My eyes drift to that lock box, sitting on the hotel room desk, cloaked in faux honesty. I struggle to my feet with Martin’s help. I approach the desk, park myself on the chair.

‘What’s going on?’ Martin asks.

I reach for the box. It’s not locked anymore, not for me. My hands shake. I place them both on the lid, ease it open. Hold it there, not closed but nowhere near open enough to reveal the contents. 

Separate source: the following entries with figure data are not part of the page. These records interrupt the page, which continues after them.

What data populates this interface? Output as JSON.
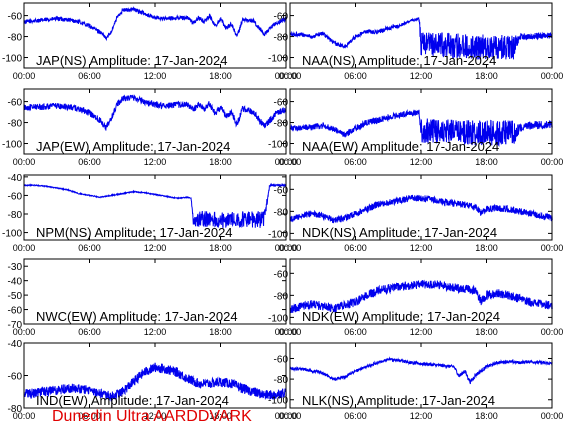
{
  "footer": "Dunedin Ultra AARDDVARK",
  "colors": {
    "trace": "#0000ee",
    "axes": "#000000",
    "footer": "#e00000"
  },
  "chart_data": [
    {
      "type": "line",
      "title": "JAP(NS) Amplitude: 17-Jan-2024",
      "x_ticks": [
        "00:00",
        "06:00",
        "12:00",
        "18:00",
        "00:00"
      ],
      "xlim_hours": [
        0,
        24
      ],
      "y_ticks": [
        -60,
        -80,
        -100
      ],
      "ylim": [
        -110,
        -48
      ],
      "series": [
        {
          "x_hours": [
            0,
            1,
            2,
            3,
            4,
            5,
            6,
            7,
            7.5,
            8,
            8.5,
            9,
            10,
            11,
            12,
            13,
            14,
            15,
            15.5,
            16,
            16.5,
            17,
            17.5,
            18,
            18.5,
            19,
            19.5,
            20,
            21,
            22,
            23,
            24
          ],
          "y": [
            -66,
            -65,
            -64,
            -63,
            -64,
            -66,
            -70,
            -76,
            -82,
            -75,
            -62,
            -55,
            -54,
            -58,
            -62,
            -63,
            -62,
            -62,
            -67,
            -62,
            -66,
            -60,
            -70,
            -63,
            -72,
            -68,
            -80,
            -64,
            -65,
            -78,
            -68,
            -63
          ],
          "noise": [
            2,
            2,
            2,
            2,
            2,
            2,
            2,
            2,
            2,
            2,
            2,
            2,
            2,
            2,
            2,
            2,
            2,
            2,
            2,
            2,
            2,
            2,
            2,
            2,
            2,
            2,
            2,
            2,
            2,
            2,
            2,
            2
          ]
        }
      ]
    },
    {
      "type": "line",
      "title": "NAA(NS) Amplitude: 17-Jan-2024",
      "x_ticks": [
        "00:00",
        "06:00",
        "12:00",
        "18:00",
        "00:00"
      ],
      "xlim_hours": [
        0,
        24
      ],
      "y_ticks": [
        -60,
        -80,
        -100
      ],
      "ylim": [
        -110,
        -48
      ],
      "series": [
        {
          "x_hours": [
            0,
            1,
            2,
            3,
            4,
            5,
            6,
            7,
            8,
            9,
            10,
            11,
            11.8,
            12,
            13,
            14,
            15,
            16,
            17,
            18,
            19,
            20,
            20.5,
            21,
            22,
            23,
            24
          ],
          "y": [
            -78,
            -78,
            -80,
            -77,
            -86,
            -90,
            -80,
            -75,
            -76,
            -72,
            -70,
            -65,
            -63,
            -88,
            -88,
            -88,
            -89,
            -89,
            -90,
            -90,
            -90,
            -90,
            -90,
            -80,
            -80,
            -79,
            -79
          ],
          "noise": [
            2,
            2,
            2,
            2,
            2,
            2,
            2,
            2,
            2,
            2,
            2,
            1,
            1,
            12,
            12,
            12,
            12,
            12,
            12,
            12,
            12,
            12,
            12,
            3,
            3,
            3,
            3
          ]
        }
      ]
    },
    {
      "type": "line",
      "title": "JAP(EW) Amplitude: 17-Jan-2024",
      "x_ticks": [
        "00:00",
        "06:00",
        "12:00",
        "18:00",
        "00:00"
      ],
      "xlim_hours": [
        0,
        24
      ],
      "y_ticks": [
        -60,
        -80,
        -100
      ],
      "ylim": [
        -110,
        -48
      ],
      "series": [
        {
          "x_hours": [
            0,
            1,
            2,
            3,
            4,
            5,
            6,
            7,
            7.5,
            8,
            8.5,
            9,
            10,
            11,
            12,
            13,
            14,
            15,
            15.5,
            16,
            16.5,
            17,
            17.5,
            18,
            18.5,
            19,
            19.5,
            20,
            21,
            22,
            23,
            24
          ],
          "y": [
            -66,
            -65,
            -65,
            -64,
            -65,
            -67,
            -71,
            -78,
            -85,
            -76,
            -63,
            -57,
            -56,
            -60,
            -63,
            -64,
            -63,
            -63,
            -68,
            -63,
            -67,
            -62,
            -72,
            -65,
            -74,
            -70,
            -82,
            -67,
            -70,
            -84,
            -72,
            -67
          ],
          "noise": [
            3,
            3,
            3,
            3,
            3,
            3,
            3,
            3,
            3,
            3,
            3,
            3,
            3,
            3,
            3,
            3,
            3,
            3,
            3,
            3,
            3,
            3,
            3,
            3,
            3,
            3,
            3,
            3,
            3,
            3,
            3,
            3
          ]
        }
      ]
    },
    {
      "type": "line",
      "title": "NAA(EW) Amplitude: 17-Jan-2024",
      "x_ticks": [
        "00:00",
        "06:00",
        "12:00",
        "18:00",
        "00:00"
      ],
      "xlim_hours": [
        0,
        24
      ],
      "y_ticks": [
        -60,
        -80,
        -100
      ],
      "ylim": [
        -110,
        -48
      ],
      "series": [
        {
          "x_hours": [
            0,
            1,
            2,
            3,
            4,
            5,
            6,
            7,
            8,
            9,
            10,
            11,
            11.8,
            12,
            13,
            14,
            15,
            16,
            17,
            18,
            19,
            20,
            20.5,
            21,
            22,
            23,
            24
          ],
          "y": [
            -86,
            -85,
            -84,
            -83,
            -86,
            -92,
            -85,
            -80,
            -78,
            -75,
            -73,
            -71,
            -70,
            -88,
            -88,
            -88,
            -89,
            -89,
            -90,
            -90,
            -90,
            -90,
            -90,
            -85,
            -83,
            -82,
            -82
          ],
          "noise": [
            3,
            3,
            3,
            3,
            3,
            3,
            3,
            3,
            3,
            3,
            3,
            3,
            3,
            12,
            12,
            12,
            12,
            12,
            12,
            12,
            12,
            12,
            12,
            4,
            4,
            4,
            4
          ]
        }
      ]
    },
    {
      "type": "line",
      "title": "NPM(NS) Amplitude: 17-Jan-2024",
      "x_ticks": [
        "00:00",
        "06:00",
        "12:00",
        "18:00",
        "00:00"
      ],
      "xlim_hours": [
        0,
        24
      ],
      "y_ticks": [
        -40,
        -60,
        -80,
        -100
      ],
      "ylim": [
        -108,
        -38
      ],
      "series": [
        {
          "x_hours": [
            0,
            1,
            2,
            3,
            4,
            5,
            6,
            7,
            8,
            9,
            10,
            11,
            12,
            13,
            14,
            15,
            15.3,
            15.5,
            16,
            17,
            18,
            19,
            19.5,
            20,
            21,
            21.5,
            22,
            22.5,
            23,
            24
          ],
          "y": [
            -49,
            -49,
            -50,
            -52,
            -54,
            -58,
            -60,
            -62,
            -60,
            -58,
            -56,
            -57,
            -59,
            -61,
            -63,
            -62,
            -63,
            -88,
            -86,
            -86,
            -86,
            -86,
            -86,
            -86,
            -86,
            -86,
            -86,
            -49,
            -49,
            -49
          ],
          "noise": [
            0.5,
            0.5,
            0.5,
            0.5,
            0.5,
            0.5,
            0.5,
            0.5,
            0.5,
            0.5,
            0.5,
            0.5,
            0.5,
            0.5,
            0.5,
            0.5,
            0.5,
            9,
            9,
            9,
            9,
            9,
            9,
            9,
            9,
            9,
            9,
            1,
            1,
            1
          ]
        }
      ]
    },
    {
      "type": "line",
      "title": "NDK(NS) Amplitude: 17-Jan-2024",
      "x_ticks": [
        "00:00",
        "06:00",
        "12:00",
        "18:00",
        "00:00"
      ],
      "xlim_hours": [
        0,
        24
      ],
      "y_ticks": [
        -60,
        -80,
        -100
      ],
      "ylim": [
        -106,
        -47
      ],
      "series": [
        {
          "x_hours": [
            0,
            1,
            2,
            3,
            4,
            5,
            6,
            7,
            8,
            9,
            10,
            11,
            12,
            13,
            14,
            15,
            16,
            17,
            17.5,
            18,
            19,
            20,
            21,
            22,
            23,
            24
          ],
          "y": [
            -87,
            -84,
            -82,
            -84,
            -88,
            -86,
            -82,
            -78,
            -74,
            -72,
            -70,
            -68,
            -68,
            -69,
            -71,
            -73,
            -74,
            -76,
            -82,
            -78,
            -77,
            -78,
            -80,
            -82,
            -84,
            -86
          ],
          "noise": [
            3,
            3,
            3,
            3,
            3,
            3,
            3,
            3,
            3,
            3,
            3,
            3,
            3,
            3,
            3,
            3,
            3,
            3,
            3,
            3,
            3,
            3,
            3,
            3,
            3,
            3
          ]
        }
      ]
    },
    {
      "type": "line",
      "title": "NWC(EW) Amplitude: 17-Jan-2024",
      "x_ticks": [
        "00:00",
        "06:00",
        "12:00",
        "18:00",
        "00:00"
      ],
      "xlim_hours": [
        0,
        24
      ],
      "y_ticks": [
        -30,
        -40,
        -50,
        -60,
        -70
      ],
      "ylim": [
        -70,
        -25
      ],
      "series": []
    },
    {
      "type": "line",
      "title": "NDK(EW) Amplitude: 17-Jan-2024",
      "x_ticks": [
        "00:00",
        "06:00",
        "12:00",
        "18:00",
        "00:00"
      ],
      "xlim_hours": [
        0,
        24
      ],
      "y_ticks": [
        -60,
        -80,
        -100
      ],
      "ylim": [
        -106,
        -47
      ],
      "series": [
        {
          "x_hours": [
            0,
            1,
            2,
            3,
            4,
            5,
            6,
            7,
            8,
            9,
            10,
            11,
            12,
            13,
            14,
            15,
            16,
            17,
            17.5,
            18,
            19,
            20,
            21,
            22,
            23,
            24
          ],
          "y": [
            -93,
            -90,
            -88,
            -90,
            -92,
            -89,
            -86,
            -80,
            -76,
            -74,
            -72,
            -71,
            -70,
            -70,
            -71,
            -73,
            -74,
            -76,
            -85,
            -80,
            -78,
            -80,
            -83,
            -86,
            -88,
            -89
          ],
          "noise": [
            4,
            4,
            4,
            4,
            4,
            4,
            4,
            4,
            4,
            4,
            4,
            4,
            4,
            4,
            4,
            4,
            4,
            4,
            4,
            4,
            4,
            4,
            4,
            4,
            4,
            4
          ]
        }
      ]
    },
    {
      "type": "line",
      "title": "IND(EW) Amplitude: 17-Jan-2024",
      "x_ticks": [
        "00:00",
        "06:00",
        "12:00",
        "18:00",
        "00:00"
      ],
      "xlim_hours": [
        0,
        24
      ],
      "y_ticks": [
        -40,
        -60,
        -80
      ],
      "ylim": [
        -80,
        -40
      ],
      "series": [
        {
          "x_hours": [
            0,
            1,
            2,
            3,
            4,
            5,
            6,
            7,
            8,
            9,
            10,
            11,
            12,
            13,
            14,
            15,
            16,
            17,
            18,
            19,
            20,
            21,
            22,
            23,
            24
          ],
          "y": [
            -71,
            -71,
            -70,
            -69,
            -68,
            -68,
            -69,
            -71,
            -73,
            -70,
            -64,
            -58,
            -55,
            -56,
            -58,
            -62,
            -65,
            -65,
            -64,
            -65,
            -68,
            -70,
            -72,
            -72,
            -70
          ],
          "noise": [
            3,
            3,
            3,
            3,
            3,
            3,
            3,
            3,
            3,
            3,
            3,
            3,
            3,
            3,
            3,
            3,
            3,
            3,
            3,
            3,
            3,
            3,
            3,
            3,
            3
          ]
        }
      ]
    },
    {
      "type": "line",
      "title": "NLK(NS) Amplitude: 17-Jan-2024",
      "x_ticks": [
        "00:00",
        "06:00",
        "12:00",
        "18:00",
        "00:00"
      ],
      "xlim_hours": [
        0,
        24
      ],
      "y_ticks": [
        -60,
        -80,
        -100
      ],
      "ylim": [
        -108,
        -45
      ],
      "series": [
        {
          "x_hours": [
            0,
            1,
            2,
            3,
            4,
            5,
            6,
            7,
            8,
            9,
            10,
            11,
            12,
            13,
            14,
            15,
            15.5,
            16,
            16.5,
            17,
            18,
            19,
            20,
            21,
            22,
            23,
            24
          ],
          "y": [
            -70,
            -70,
            -72,
            -74,
            -80,
            -78,
            -72,
            -68,
            -64,
            -61,
            -62,
            -64,
            -65,
            -66,
            -67,
            -68,
            -77,
            -72,
            -83,
            -76,
            -68,
            -64,
            -63,
            -64,
            -63,
            -64,
            -65
          ],
          "noise": [
            1.5,
            1.5,
            1.5,
            1.5,
            1.5,
            1.5,
            1.5,
            1.5,
            1.5,
            1.5,
            1.5,
            1.5,
            1.5,
            1.5,
            1.5,
            1.5,
            2,
            2,
            2,
            2,
            1.5,
            1.5,
            1.5,
            1.5,
            1.5,
            1.5,
            1.5
          ]
        }
      ]
    }
  ]
}
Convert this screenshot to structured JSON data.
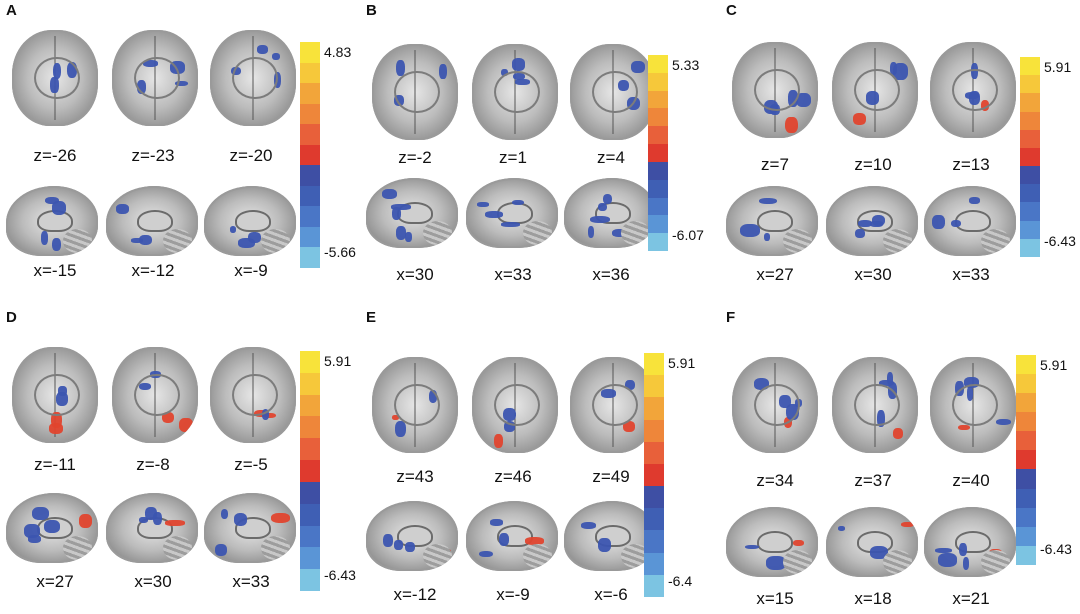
{
  "colors": {
    "colormap": [
      "#f8e33a",
      "#f6c83a",
      "#f2a53a",
      "#ee863a",
      "#e8603a",
      "#df3a2e",
      "#3e4fa4",
      "#3f5fb4",
      "#4a76c6",
      "#5a95d6",
      "#7cc4e2"
    ],
    "activation_red": "#e0442e",
    "activation_blue": "#3c55b0"
  },
  "panels": [
    {
      "letter": "A",
      "row1": [
        "z=-26",
        "z=-23",
        "z=-20"
      ],
      "row2": [
        "x=-15",
        "x=-12",
        "x=-9"
      ],
      "colorbar_max": "4.83",
      "colorbar_min": "-5.66"
    },
    {
      "letter": "B",
      "row1": [
        "z=-2",
        "z=1",
        "z=4"
      ],
      "row2": [
        "x=30",
        "x=33",
        "x=36"
      ],
      "colorbar_max": "5.33",
      "colorbar_min": "-6.07"
    },
    {
      "letter": "C",
      "row1": [
        "z=7",
        "z=10",
        "z=13"
      ],
      "row2": [
        "x=27",
        "x=30",
        "x=33"
      ],
      "colorbar_max": "5.91",
      "colorbar_min": "-6.43"
    },
    {
      "letter": "D",
      "row1": [
        "z=-11",
        "z=-8",
        "z=-5"
      ],
      "row2": [
        "x=27",
        "x=30",
        "x=33"
      ],
      "colorbar_max": "5.91",
      "colorbar_min": "-6.43"
    },
    {
      "letter": "E",
      "row1": [
        "z=43",
        "z=46",
        "z=49"
      ],
      "row2": [
        "x=-12",
        "x=-9",
        "x=-6"
      ],
      "colorbar_max": "5.91",
      "colorbar_min": "-6.4"
    },
    {
      "letter": "F",
      "row1": [
        "z=34",
        "z=37",
        "z=40"
      ],
      "row2": [
        "x=15",
        "x=18",
        "x=21"
      ],
      "colorbar_max": "5.91",
      "colorbar_min": "-6.43"
    }
  ]
}
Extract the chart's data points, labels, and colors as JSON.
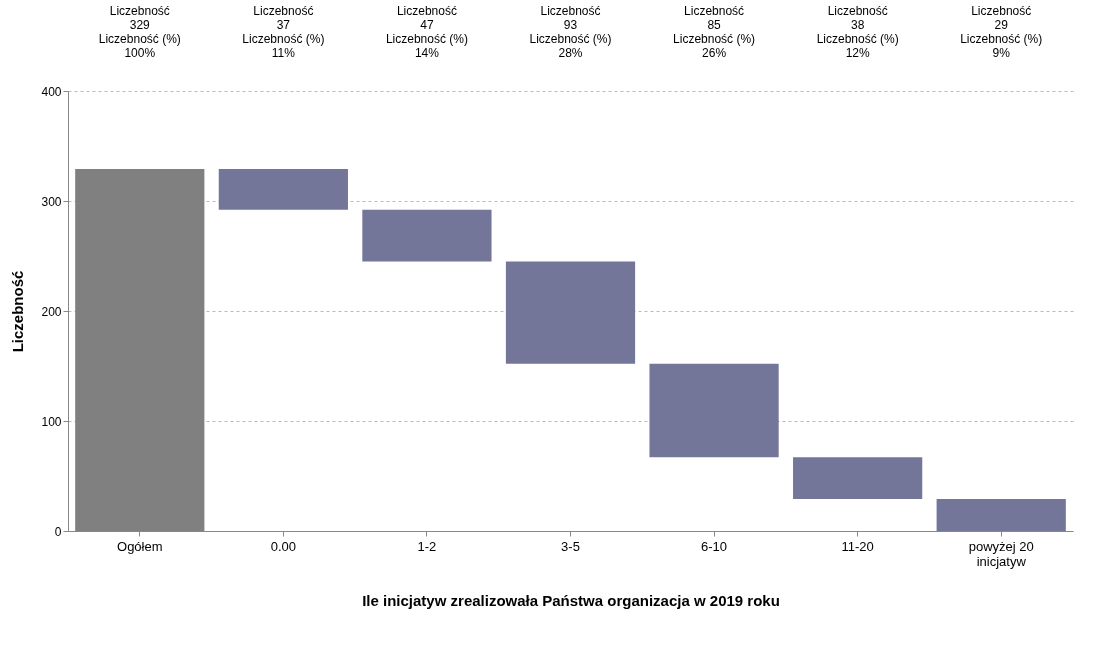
{
  "chart_data": {
    "type": "bar",
    "xlabel": "Ile inicjatyw zrealizowała Państwa organizacja w 2019 roku",
    "ylabel": "Liczebność",
    "categories": [
      "Ogółem",
      "0.00",
      "1-2",
      "3-5",
      "6-10",
      "11-20",
      "powyżej 20 inicjatyw"
    ],
    "values": [
      329,
      37,
      47,
      93,
      85,
      38,
      29
    ],
    "base": [
      0,
      292,
      245,
      152,
      67,
      29,
      0
    ],
    "colors": [
      "#808080",
      "#737599",
      "#737599",
      "#737599",
      "#737599",
      "#737599",
      "#737599"
    ],
    "value_labels": [
      "Liczebność\n329\nLiczebność (%)\n100%",
      "Liczebność\n37\nLiczebność (%)\n11%",
      "Liczebność\n47\nLiczebność (%)\n14%",
      "Liczebność\n93\nLiczebność (%)\n28%",
      "Liczebność\n85\nLiczebność (%)\n26%",
      "Liczebność\n38\nLiczebność (%)\n12%",
      "Liczebność\n29\nLiczebność (%)\n9%"
    ],
    "ylim": [
      0,
      400
    ],
    "yticks": [
      0,
      100,
      200,
      300,
      400
    ],
    "grid": "y"
  }
}
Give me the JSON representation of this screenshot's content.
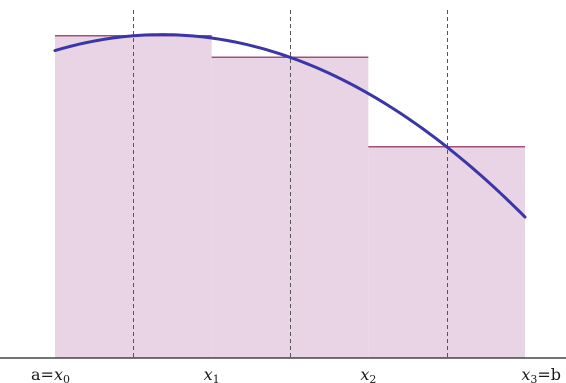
{
  "figure": {
    "x_labels": [
      {
        "prefix": "a=",
        "var": "x",
        "sub": "0",
        "suffix": ""
      },
      {
        "prefix": "",
        "var": "x",
        "sub": "1",
        "suffix": ""
      },
      {
        "prefix": "",
        "var": "x",
        "sub": "2",
        "suffix": ""
      },
      {
        "prefix": "",
        "var": "x",
        "sub": "3",
        "suffix": "=b"
      }
    ],
    "partition": [
      0,
      1,
      2,
      3
    ],
    "sample_points": [
      0.5,
      1.5,
      2.5
    ],
    "rectangle_heights": [
      0.9,
      0.84,
      0.59
    ],
    "curve": "parabola",
    "colors": {
      "rectangle_fill": "#e8d4e4",
      "rectangle_edge": "#a05080",
      "curve": "#3b36a8",
      "midline": "#555555",
      "axis": "#222222"
    }
  }
}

’What the fuck,’Martin breathes, shaking his head.

I feel a twinge of guilt for not responding, but my focus cannot not be interrupted right now. I inhale, fill my lungs with recycled air and a hint of my own odour. Fuck, I’m a mess.

Enough dicking around. I flip the lid open, glance at the contents.

Polaroids. Dozens, if I’m any judge. I can’t bring myself to look through them and Martin covers his eyes with one hand, the other on his hip, inventive curses on his lips. So, really, we don’t know if they’re all as bad as the few that are visible on the top. They’re bad enough though.

Young girls, early teens, undressed. Not always alone. He’s in some of the pictures. That’s the first time I’ve seen my birth-father’s face.